Diesem Zweck kann auch der Vorschlag dienen, dass die EU eigene Steuerquellen bekommen soll, so dass sie nicht mehr auf die Mittelzuweisung durch die Mitgliedstaaten angewiesen ist, bei der nationale Egoismen groß geschrieben werden. Allerdings ist mit diesem Vorschlag eine offensichtliche Erweiterung der Kompetenzen der EU verbunden, die eine Demokratisierung nach deutschem Verfassungsrecht zwingend nötig macht. Der Vorschlag wird bei FDP und CDU nicht auf Gegenliebe stoßen, weil sie aus grundsätzlichen ideologischen Gründen gegen jede Form der Transferunion und der Vergemeinschaftung von Finanzen sind. Mit den Vorschlägen von Macron lässt sich deshalb vorführen, dass es die deutsche Regierung ist, die eine Weiterentwicklung von Europa in Richtung einer Solidar-Union verhindert.

Macron hat auch vorgeschlagen, die Körperschaft- oder Unternehmenssteuern in Europa zu vereinheitlichen beziehungsweise einen Mindeststeuersatz und einen maximalen Steuersatz festzulegen.

Einheitliche Unternehmenssteuern in Europa können den Wettlauf um Steuersenkungen für Unternehmen und den Standortwettbewerb der Staaten, der durch niedrige Steuern ausgetragen wird, begrenzen. Wichtig ist, dass der Spielraum, das Minimum und das Maximum, nicht zu weit auseinanderliegen und dass das Minimum über den gegenwärtigen niedrigen Steuersätzen für Unternehmen liegt. Man könnte so der Wettbewerbslogik im Europäischen System Grenzen setzen und das generierte Geld für soziale Zwecke verwenden. Auch das wird eine konservative Bundesregierung nicht mittragen, man kann sie damit als antieuropäisch vorführen.
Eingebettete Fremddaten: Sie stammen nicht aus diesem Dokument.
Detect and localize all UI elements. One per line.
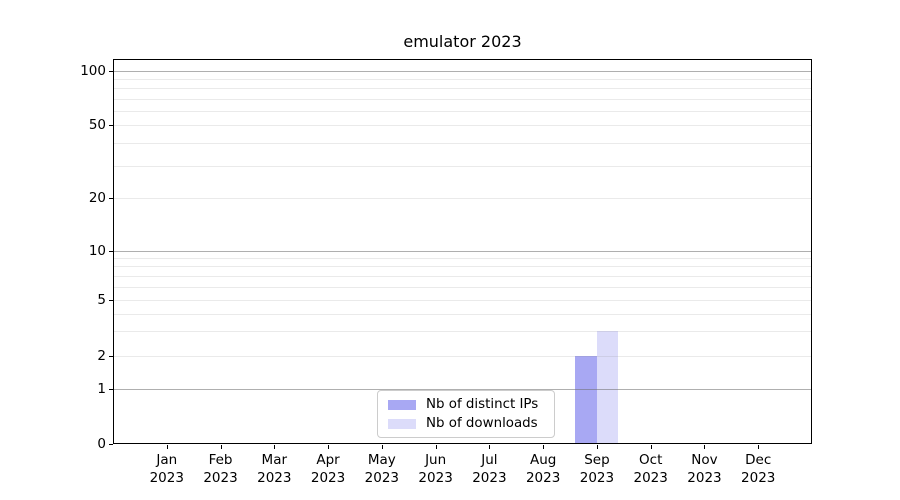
legend-swatch-distinct-ips (388, 399, 416, 410)
chart-title: emulator 2023 (403, 32, 522, 51)
x-tick-mark (435, 445, 437, 449)
x-tick-label: Dec 2023 (741, 452, 776, 486)
legend-swatch-downloads (388, 418, 416, 429)
y-tick-label: 1 (97, 381, 106, 397)
y-tick-label: 20 (88, 190, 106, 206)
legend: Nb of distinct IPs Nb of downloads (377, 390, 555, 438)
y-tick-label: 5 (97, 292, 106, 308)
x-tick-mark (328, 445, 330, 449)
legend-item-distinct-ips: Nb of distinct IPs (388, 397, 544, 412)
x-tick-label: Apr 2023 (310, 452, 346, 486)
x-tick-mark (650, 445, 652, 449)
gridline-minor (113, 331, 812, 333)
x-tick-label: Aug 2023 (525, 452, 561, 486)
gridline-major (113, 250, 812, 252)
gridline-minor (113, 165, 812, 167)
gridline-minor (113, 125, 812, 126)
bar-distinct-ips (575, 356, 597, 444)
legend-label-distinct-ips: Nb of distinct IPs (426, 397, 539, 412)
x-tick-label: Sep 2023 (579, 452, 615, 486)
x-tick-label: Jun 2023 (418, 452, 453, 486)
gridline-minor (113, 313, 812, 315)
gridline-minor (113, 79, 812, 81)
x-tick-mark (220, 445, 222, 449)
gridline-minor (113, 88, 812, 90)
x-tick-label: Jul 2023 (472, 452, 507, 486)
x-tick-mark (758, 445, 760, 449)
x-tick-label: Jan 2023 (149, 452, 184, 486)
x-tick-mark (166, 445, 168, 449)
plot-area (113, 59, 812, 444)
y-tick-mark (109, 356, 113, 357)
gridline-minor (113, 258, 812, 260)
gridline-minor (113, 356, 812, 357)
y-tick-mark (109, 444, 113, 445)
x-tick-mark (489, 445, 491, 449)
x-tick-mark (381, 445, 383, 449)
x-tick-label: Oct 2023 (633, 452, 668, 486)
y-tick-mark (109, 198, 113, 199)
y-tick-mark (109, 389, 113, 390)
legend-label-downloads: Nb of downloads (426, 416, 538, 431)
bar-downloads (596, 331, 619, 444)
y-tick-label: 100 (80, 63, 106, 79)
x-tick-mark (704, 445, 706, 449)
gridline-minor (113, 275, 812, 277)
y-tick-label: 10 (88, 242, 106, 259)
y-tick-mark (109, 71, 113, 72)
gridline-minor (113, 286, 812, 288)
gridline-minor (113, 266, 812, 268)
x-tick-mark (274, 445, 276, 449)
gridline-minor (113, 300, 812, 301)
x-tick-label: Nov 2023 (687, 452, 722, 486)
y-tick-mark (109, 125, 113, 126)
legend-item-downloads: Nb of downloads (388, 416, 544, 431)
x-tick-label: Mar 2023 (257, 452, 292, 486)
x-tick-label: Feb 2023 (203, 452, 238, 486)
gridline-minor (113, 110, 812, 112)
y-tick-label: 2 (97, 348, 106, 364)
x-tick-mark (596, 445, 598, 449)
y-tick-mark (109, 300, 113, 301)
gridline-minor (113, 98, 812, 100)
gridline-major (113, 71, 812, 72)
gridline-major (113, 389, 812, 390)
x-tick-mark (543, 445, 545, 449)
y-tick-label: 0 (97, 436, 106, 452)
gridline-minor (113, 198, 812, 199)
y-tick-mark (109, 250, 113, 252)
x-tick-label: May 2023 (364, 452, 400, 486)
gridline-minor (113, 142, 812, 144)
y-tick-label: 50 (88, 117, 106, 133)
Ähnliches gilt für Macrons Vorschlag, die Sozialversicherungssysteme in der Europäischen Union anzugleichen. Auch damit könnte der Wettlauf der Staaten um die niedrigsten Beiträge der Unternehmen zu den Sozialversicherungen eingedämmt und möglicherweise Armutswanderungen innerhalb der Union verringert werden. Auch hier kommt es selbstverständlich darauf an, auf welchem Niveau die Sozialversicherungssysteme eingerichtet werden. Wenig überzeugend wäre es, sich bei einem absolut berechneten Minimum oder auch nur beim Mittel der Mitgliedstaaten zu treffen. Die Angleichung der Sozialversicherungssysteme kann nur eine relative sein, das heißt, die Mittel werden in Relation zum Sozialprodukt des jeweiligen Mitgliedstaates berechnet. Auch dadurch könnte ein Teil der Wettbewerbslogik unterlaufen und der Druck aus dem neoliberalen Kessel genommen werden. Richtig ausgestaltet ist auch dieser Vorschlag von Links zu begrüßen.

Schließlich plädiert Macron für eine einheitliche Asylpolitik und eine europäische Asylbehörde, die für die Anerkennung von Flüchtlingen zuständig ist. Auch das muss konkretisiert werden. Es könnte aber ein Schritt in Richtung Aufhebung des Dublin-Regimes sein, das der Bundesrepublik die Flüchtlinge »vom Hals hält«.

Abzulehnen ist Macrons Vorschlag, die »gemeinsame Verteidigung« (gegen wen eigentlich?) zu stärken und dazu europäische Interventionstruppen zu schaffen. Leider ist zu befürchten, dass die Regierungen der 27 Staaten sich ausgerechnet auf diesen Vorschlag einigen können. Die Kommission argumentiert in ihrem Weißbuch in genau diese Richtung.